The report points out that the next stage is to build an effective financial support system and mechanism for the real economy. We should firmly adhere to the positioning that houses are used for living, not for speculation. We should not use real estate as a short-term means to stimulate the economy. We should keep the land price, house price and expectation stable, maintain the continuity, consistency and stability of real estate financial policy, implement the real estate financial careful management system, and improve the financial support housing rental policy system.

As for the problem of rectifying the innovative products of non-standard deposits, the report shows that after the rectification, by the end of 2020, the balance of time deposit withdrawal in advance and interest bearing products on file has been successfully cleared, with a total pressure drop of 15.4 trillion yuan; the balance of current deposit interest bearing products on file is 1.2 trillion yuan, with a pressure drop of 5.5 trillion yuan compared with that before the rectification, with a pressure drop of more than 81%.

According to the report, in order to guide local legal person banks to better serve the local market and maintain the order of market competition, the people’s Bank of China will incorporate local legal person banks’ absorption of non local deposits into the macro Prudential assessment (MPA) from the first quarter of 2021, and prohibit them from opening non local deposits through various channels, so that the existing deposits will be settled naturally. There is no physical operation network, except for the banks whose business is carried out online. However, the scope of such banks is not limited by space. In fact, they have become banks operating nationwide.
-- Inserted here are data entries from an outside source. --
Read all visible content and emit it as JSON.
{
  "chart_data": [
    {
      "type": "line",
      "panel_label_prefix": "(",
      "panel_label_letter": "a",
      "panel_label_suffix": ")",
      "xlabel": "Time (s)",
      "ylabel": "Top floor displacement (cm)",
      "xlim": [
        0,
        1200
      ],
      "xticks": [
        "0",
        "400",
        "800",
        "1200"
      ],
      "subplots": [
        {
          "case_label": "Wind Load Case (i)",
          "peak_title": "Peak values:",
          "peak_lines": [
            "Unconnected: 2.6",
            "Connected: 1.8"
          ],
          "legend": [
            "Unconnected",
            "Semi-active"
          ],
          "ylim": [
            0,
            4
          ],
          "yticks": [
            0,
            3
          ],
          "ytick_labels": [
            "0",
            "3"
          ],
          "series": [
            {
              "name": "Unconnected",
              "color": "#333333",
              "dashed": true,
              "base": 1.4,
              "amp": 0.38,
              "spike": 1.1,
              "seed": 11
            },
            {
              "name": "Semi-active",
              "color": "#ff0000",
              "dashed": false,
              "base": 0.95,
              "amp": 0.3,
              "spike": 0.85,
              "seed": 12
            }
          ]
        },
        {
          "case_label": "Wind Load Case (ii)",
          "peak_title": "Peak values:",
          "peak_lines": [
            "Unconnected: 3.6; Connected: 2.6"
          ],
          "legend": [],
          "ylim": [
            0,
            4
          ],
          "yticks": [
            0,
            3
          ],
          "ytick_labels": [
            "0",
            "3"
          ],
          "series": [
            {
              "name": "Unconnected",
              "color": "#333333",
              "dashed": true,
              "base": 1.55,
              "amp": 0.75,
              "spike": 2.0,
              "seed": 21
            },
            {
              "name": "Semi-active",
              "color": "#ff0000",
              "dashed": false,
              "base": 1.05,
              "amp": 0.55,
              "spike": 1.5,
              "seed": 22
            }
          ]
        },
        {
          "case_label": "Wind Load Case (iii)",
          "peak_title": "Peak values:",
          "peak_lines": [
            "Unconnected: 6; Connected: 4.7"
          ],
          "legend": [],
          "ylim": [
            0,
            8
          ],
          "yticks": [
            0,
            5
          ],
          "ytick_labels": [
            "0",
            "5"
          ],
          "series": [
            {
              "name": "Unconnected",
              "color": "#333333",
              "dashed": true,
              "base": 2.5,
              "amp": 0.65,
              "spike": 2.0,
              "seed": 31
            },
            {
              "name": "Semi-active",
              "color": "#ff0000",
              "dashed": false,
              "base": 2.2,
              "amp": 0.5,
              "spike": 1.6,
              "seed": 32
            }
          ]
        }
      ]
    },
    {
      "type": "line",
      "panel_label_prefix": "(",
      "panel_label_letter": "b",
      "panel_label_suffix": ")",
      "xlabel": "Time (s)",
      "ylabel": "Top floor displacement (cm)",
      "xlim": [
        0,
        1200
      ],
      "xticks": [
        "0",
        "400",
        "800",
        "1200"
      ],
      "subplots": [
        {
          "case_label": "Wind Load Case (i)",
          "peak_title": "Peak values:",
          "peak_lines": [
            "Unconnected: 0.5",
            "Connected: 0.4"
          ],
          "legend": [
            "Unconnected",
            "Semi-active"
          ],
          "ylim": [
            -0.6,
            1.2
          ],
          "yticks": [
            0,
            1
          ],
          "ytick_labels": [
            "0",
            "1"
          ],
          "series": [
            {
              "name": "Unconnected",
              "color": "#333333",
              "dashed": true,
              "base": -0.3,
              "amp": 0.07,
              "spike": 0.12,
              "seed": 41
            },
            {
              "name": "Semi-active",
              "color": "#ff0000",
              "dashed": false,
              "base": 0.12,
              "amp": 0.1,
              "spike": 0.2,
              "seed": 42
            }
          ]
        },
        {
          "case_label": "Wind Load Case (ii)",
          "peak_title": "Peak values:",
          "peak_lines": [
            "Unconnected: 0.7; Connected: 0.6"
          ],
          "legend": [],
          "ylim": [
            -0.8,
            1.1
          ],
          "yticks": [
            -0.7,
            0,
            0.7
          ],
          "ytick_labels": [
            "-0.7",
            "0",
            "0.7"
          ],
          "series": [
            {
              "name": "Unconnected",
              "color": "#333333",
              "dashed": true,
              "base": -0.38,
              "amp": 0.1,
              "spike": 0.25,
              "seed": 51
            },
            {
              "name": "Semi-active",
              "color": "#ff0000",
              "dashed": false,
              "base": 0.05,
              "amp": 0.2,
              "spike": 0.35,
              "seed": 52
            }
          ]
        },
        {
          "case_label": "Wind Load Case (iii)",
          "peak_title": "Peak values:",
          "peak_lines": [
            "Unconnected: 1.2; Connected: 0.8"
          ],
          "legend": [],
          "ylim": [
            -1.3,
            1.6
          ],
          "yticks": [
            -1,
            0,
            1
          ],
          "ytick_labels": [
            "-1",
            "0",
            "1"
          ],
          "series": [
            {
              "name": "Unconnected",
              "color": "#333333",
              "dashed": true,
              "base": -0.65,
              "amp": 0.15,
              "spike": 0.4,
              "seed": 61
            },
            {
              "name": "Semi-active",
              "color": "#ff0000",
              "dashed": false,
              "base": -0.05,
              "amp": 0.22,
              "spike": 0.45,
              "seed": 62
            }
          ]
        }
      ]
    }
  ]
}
Therefore, the self-discipline requirements of deposit interest rate refer to the implementation of state-owned banks.

For the loan interest rate related to the financing cost of the real economy, the report shows that at the end of the fourth quarter of 2020, compared with the end of the third quarter, the weighted average interest rate of general loans decreased by 1 BP to 5.30%, changing the upward trend of the data in the third quarter. Previously, the market once thought that the inflection point of bank loan interest rate had reached.